Also, Rule 39 — there’s no such thing as a coincidence (there is, but shush!)
A few weeks ago we had a power outage in one of our larger colocation facilities hosting customer racks. Because (legacy, cost) we have a number of servers providing some core services that don’t have redundant power supplies, and so a couple of these went down with everything else. Ever since, we’d been having serious performance issues with one of those nodes.
Some quick background: At every facility we provide service in, we have at least a couple of servers which exist as hypervisors. Back in the day we were using OpenVZ to operate separate containers, then we were using KVM-based VMs, and now we’re in the process of moving over to VMWare. In each iteration, the principal is the same: Provide services within the datacenter that are either not ideal, or not recommended, to traverse the public internet.
For example, we host a speed test server so that we can have our clients test their connectivity within the datacenter, to the next closest facility, or across the country. We have a syslog proxy server which takes plaintext input and sends it back to a central logging server via an encrypted link. We have a couple of DNS servers which we offer to our clients for local DNS resolvers. We have a monitoring system that reaches out to local devices via SNMP (often unencrypted) and reports back to the cloud-based monitoring tool.

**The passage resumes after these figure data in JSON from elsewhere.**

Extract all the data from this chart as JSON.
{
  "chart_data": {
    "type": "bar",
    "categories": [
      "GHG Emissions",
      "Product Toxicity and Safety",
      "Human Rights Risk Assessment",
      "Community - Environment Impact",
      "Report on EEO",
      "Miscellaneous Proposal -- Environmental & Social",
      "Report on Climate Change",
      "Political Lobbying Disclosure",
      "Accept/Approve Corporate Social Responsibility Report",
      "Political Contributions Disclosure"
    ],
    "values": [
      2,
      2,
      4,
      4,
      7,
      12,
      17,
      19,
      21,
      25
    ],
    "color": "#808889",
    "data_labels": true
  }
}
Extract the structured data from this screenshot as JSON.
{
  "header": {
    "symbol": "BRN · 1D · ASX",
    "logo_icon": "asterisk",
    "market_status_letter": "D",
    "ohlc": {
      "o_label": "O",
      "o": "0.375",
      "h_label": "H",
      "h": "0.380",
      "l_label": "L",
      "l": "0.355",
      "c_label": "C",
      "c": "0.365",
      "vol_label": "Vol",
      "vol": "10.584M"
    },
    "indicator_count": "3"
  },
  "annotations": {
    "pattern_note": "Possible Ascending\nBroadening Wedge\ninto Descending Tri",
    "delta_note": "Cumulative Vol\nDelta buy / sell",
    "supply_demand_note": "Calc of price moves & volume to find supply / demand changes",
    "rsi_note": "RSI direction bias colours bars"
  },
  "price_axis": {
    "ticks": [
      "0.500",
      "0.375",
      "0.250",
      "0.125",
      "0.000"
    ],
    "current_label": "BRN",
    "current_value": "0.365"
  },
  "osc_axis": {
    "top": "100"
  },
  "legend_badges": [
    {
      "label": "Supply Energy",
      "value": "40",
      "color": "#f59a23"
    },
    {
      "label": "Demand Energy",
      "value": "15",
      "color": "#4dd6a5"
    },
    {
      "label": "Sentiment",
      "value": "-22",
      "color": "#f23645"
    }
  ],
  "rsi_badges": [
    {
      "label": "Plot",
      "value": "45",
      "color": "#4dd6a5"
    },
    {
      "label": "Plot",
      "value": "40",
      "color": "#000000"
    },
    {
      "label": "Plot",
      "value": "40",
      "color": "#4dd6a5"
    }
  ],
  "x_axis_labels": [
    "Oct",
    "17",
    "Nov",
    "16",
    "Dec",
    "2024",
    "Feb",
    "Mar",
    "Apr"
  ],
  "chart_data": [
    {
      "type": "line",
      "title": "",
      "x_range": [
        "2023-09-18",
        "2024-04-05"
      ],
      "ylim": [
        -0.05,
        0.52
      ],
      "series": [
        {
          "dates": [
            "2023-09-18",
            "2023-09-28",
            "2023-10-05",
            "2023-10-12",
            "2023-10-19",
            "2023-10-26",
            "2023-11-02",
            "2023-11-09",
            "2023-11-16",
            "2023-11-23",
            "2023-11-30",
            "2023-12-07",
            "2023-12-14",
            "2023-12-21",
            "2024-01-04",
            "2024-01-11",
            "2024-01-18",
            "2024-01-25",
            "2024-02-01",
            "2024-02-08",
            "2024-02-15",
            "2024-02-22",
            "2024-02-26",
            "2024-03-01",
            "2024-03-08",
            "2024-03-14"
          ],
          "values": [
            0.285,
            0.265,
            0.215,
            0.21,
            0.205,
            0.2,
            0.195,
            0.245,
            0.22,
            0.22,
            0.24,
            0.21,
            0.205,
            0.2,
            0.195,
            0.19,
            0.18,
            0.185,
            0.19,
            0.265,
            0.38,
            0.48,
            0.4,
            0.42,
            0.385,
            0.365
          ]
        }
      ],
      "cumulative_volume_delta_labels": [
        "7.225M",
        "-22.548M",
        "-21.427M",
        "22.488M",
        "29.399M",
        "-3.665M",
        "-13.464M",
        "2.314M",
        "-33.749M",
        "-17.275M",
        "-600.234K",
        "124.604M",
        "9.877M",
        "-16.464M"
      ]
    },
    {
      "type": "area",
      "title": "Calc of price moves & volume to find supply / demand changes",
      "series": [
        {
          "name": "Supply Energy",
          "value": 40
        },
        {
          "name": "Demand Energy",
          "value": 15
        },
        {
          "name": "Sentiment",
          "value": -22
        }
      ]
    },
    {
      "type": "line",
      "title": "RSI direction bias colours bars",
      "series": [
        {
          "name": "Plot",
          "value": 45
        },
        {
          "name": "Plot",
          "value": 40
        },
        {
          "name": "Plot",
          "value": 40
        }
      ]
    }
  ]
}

Ever since the power outage, we noticed that the monitoring server was a lot more sluggish than usual, and reporting itself as down multiple times per day. I did some digging, noticed a failure on one of the drives, had it replaced — that didn’t go well. Ended up taking the entire hypervisor down and rebuilding it and its VMs (these hosts don’t have any kind of centralized storage). No big, I thought. This won’t take long, I thought.
The process was going a lot slower than usual, and I didn’t put nearly enough thought into why that might be the case. I left the hypervisor building overnight and came back in with a fresh head. I was just settling in when I noticed a flood of alerts arriving from hosts that they weren’t able to reach Puppet. Odd, I thought, the box is fine! Memory is good, CPU is good, I/O Wait time (which is notoriously poor on this hardware) was fine. I set about monitoring — puppet runs were taking forever. Our puppet master typically compiles the manifest in 3-4 seconds, tops. It was taking 20-30s per host — that’s not sustainable with nearly 200 servers checking in.
What’s embarrassing for me is that it wasn’t until I had a customer ticket come in that they were getting slow DNS lookups that I realized exactly what was happening — the hypervisor I was rebuilding, the one I had consciously deleted configs for “dns1” on, was the culprit.
A quick modification to Puppet Master’s resolv.conf, and also a temporary update to the Puppet-configured resolv.conf that we push out, reversing those internal nameservers, and everything started to clear out. Puppet runs dropped back down to single digits, customers reported everything was fine.
Of course it was DNS. It’s always DNS.